Chamada de "Nova Paraisópolis", a iniciativa tem destaques como o prolongamento da avenida Hebe Camargo, que liga a favela à estação São Paulo-Morumbi do metrô . Com ela, o tempo para cumprir esse percurso cairia de 45 para 15 minutos. A prefeitura também pretende requalificar 36 km de ruas e vielas, enterrar fiações, melhorar a ventilação e fazer obras de saneamento nesses locais.
Está prevista a canalização dos córregos Antonico e Itararé. Em 2024, moradores de Paraisópolis ouvidos pela Folha relataram que o PCC expulsou trabalhadores e paralisou obras iniciadas no Antonico.
A área de habitação envolve a conclusão e entrega de 821 moradias nos condomínios Sanfora e Vila Andrade. Projeta-se a construção de mais mil residências para realocação de famílias que ocupam zonas de risco. O projeto contempla seis escolas, duas de ensino fundamental e quatro infantis, além de um Cieja (Centro Integrado de Educação de Jovens e Adultos).
O dinheiro para tudo isso virá da Operação Urbana Consorciada Faria Lima . Ao todo, foram arrecadados R$ 1,67 bilhão por meio do Cepac (Certificado de Potencial Adicional de Construção). É um mecanismo que possibilita a construtoras e incorporadoras aumentarem a área construída de projetos acima do permitido por meio de leilões; depois, as verbas levantadas são usadas em iniciativas de interesse social.
A região de Paraisópolis, a "cidade paraíso", surgiu em 1921 em um lugar que deveria abrigar moradias de alto padrão, dentro do loteamento da Fazenda Morumbi . A falta de infraestrutura e as dificuldades do terreno inviabilizaram o empreendimento.
Nos anos 1950 surgiram alguns sítios e também um processo de grilagem. Foi só na década de 1970 que a comunidade atual passou a se formar, começando no Jardim Colombo. Muitos trabalhadores da construção civil e empregadas domésticas que trabalhavam nas casas e prédios de luxo do Morumbi foram viver em Paraisópolis.
Trata-se, segundo a pesquisa "Favelas e Comunidades Urbanas: Resultados do Universo", do IBGE, com dados do Censo 2022, da maior favela de São Paulo em número de moradores. Sua população é de 58.527 habitantes, superior à da favela de Heliópolis, na região sul, de 55.583. A maior parte das famílias moradoras têm três membros.
Paraisópolis está marcada pela tragédia de 2019, quando nove pessoas morreram pisoteadas depois de uma ação policial em um baile funk , mas sua taxa de criminalidade, em particular em roubos e furtos, ficou abaixo da média da cidade nos últimos 12 meses. Embora seja um lugar perigoso, tem um comércio pujante . Nota-se, de uns tempos para cá, um aumento da presença de usuários de droga , às margens do córrego Antonico, por exemplo.
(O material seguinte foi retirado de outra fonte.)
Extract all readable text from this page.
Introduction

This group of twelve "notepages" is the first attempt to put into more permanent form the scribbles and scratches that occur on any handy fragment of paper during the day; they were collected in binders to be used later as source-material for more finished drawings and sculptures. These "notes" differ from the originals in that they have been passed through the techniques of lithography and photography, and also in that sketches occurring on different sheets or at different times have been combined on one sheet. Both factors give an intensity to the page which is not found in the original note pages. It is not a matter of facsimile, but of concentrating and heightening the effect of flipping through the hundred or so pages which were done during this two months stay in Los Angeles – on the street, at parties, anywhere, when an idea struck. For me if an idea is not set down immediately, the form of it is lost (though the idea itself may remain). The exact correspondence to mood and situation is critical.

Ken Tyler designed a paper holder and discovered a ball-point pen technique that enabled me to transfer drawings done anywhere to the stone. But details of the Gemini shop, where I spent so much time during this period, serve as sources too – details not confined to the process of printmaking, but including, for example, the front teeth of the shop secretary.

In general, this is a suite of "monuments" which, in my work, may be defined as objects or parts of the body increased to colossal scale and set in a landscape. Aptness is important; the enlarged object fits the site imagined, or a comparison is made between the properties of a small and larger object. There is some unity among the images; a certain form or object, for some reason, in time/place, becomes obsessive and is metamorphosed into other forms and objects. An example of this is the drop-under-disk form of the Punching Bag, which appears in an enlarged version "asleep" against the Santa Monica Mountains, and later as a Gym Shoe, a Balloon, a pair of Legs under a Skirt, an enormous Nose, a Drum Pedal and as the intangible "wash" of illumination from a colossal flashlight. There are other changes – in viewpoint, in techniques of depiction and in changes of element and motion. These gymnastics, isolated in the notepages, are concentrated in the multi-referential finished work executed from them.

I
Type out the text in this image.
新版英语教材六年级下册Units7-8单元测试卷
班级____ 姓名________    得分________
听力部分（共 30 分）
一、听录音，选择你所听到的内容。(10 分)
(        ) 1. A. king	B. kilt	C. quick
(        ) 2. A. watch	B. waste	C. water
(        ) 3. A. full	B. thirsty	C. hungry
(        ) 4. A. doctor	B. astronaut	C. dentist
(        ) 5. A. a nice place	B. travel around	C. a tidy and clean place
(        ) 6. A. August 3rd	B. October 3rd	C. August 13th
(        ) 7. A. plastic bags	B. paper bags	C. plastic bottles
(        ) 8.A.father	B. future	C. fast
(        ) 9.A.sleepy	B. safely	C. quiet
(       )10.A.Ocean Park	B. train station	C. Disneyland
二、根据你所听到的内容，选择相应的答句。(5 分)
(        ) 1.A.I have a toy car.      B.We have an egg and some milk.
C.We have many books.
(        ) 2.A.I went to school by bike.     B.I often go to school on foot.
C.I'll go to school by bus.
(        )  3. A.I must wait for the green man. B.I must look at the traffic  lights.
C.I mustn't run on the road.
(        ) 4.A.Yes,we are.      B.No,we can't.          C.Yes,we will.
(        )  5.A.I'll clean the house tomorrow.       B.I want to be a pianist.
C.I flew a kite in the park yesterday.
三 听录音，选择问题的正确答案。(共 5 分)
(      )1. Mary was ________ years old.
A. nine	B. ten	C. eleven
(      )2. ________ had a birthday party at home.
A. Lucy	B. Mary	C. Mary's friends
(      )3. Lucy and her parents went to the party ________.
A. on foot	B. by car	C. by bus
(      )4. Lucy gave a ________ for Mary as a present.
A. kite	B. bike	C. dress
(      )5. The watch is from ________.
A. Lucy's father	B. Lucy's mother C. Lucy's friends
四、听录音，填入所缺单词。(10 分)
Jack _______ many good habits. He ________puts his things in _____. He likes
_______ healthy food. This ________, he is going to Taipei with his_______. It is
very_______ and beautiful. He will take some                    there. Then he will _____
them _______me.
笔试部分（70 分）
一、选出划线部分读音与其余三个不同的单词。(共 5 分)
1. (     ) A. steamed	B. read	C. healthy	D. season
A comunidade sofre com casos de letalidade policial e com tiroteios e confrontos armados frequentes. Dois deles aconteceram na noite de terça-feira (9) quando um homem foi baleado na perna durante um patrulhamento da Polícia Militar. Um ônibus sem passageiros também foi atingido. No ano passado, dois PMs foram denunciados pela morte de um jovem de 24 anos. O caso gerou revolta da população da favela.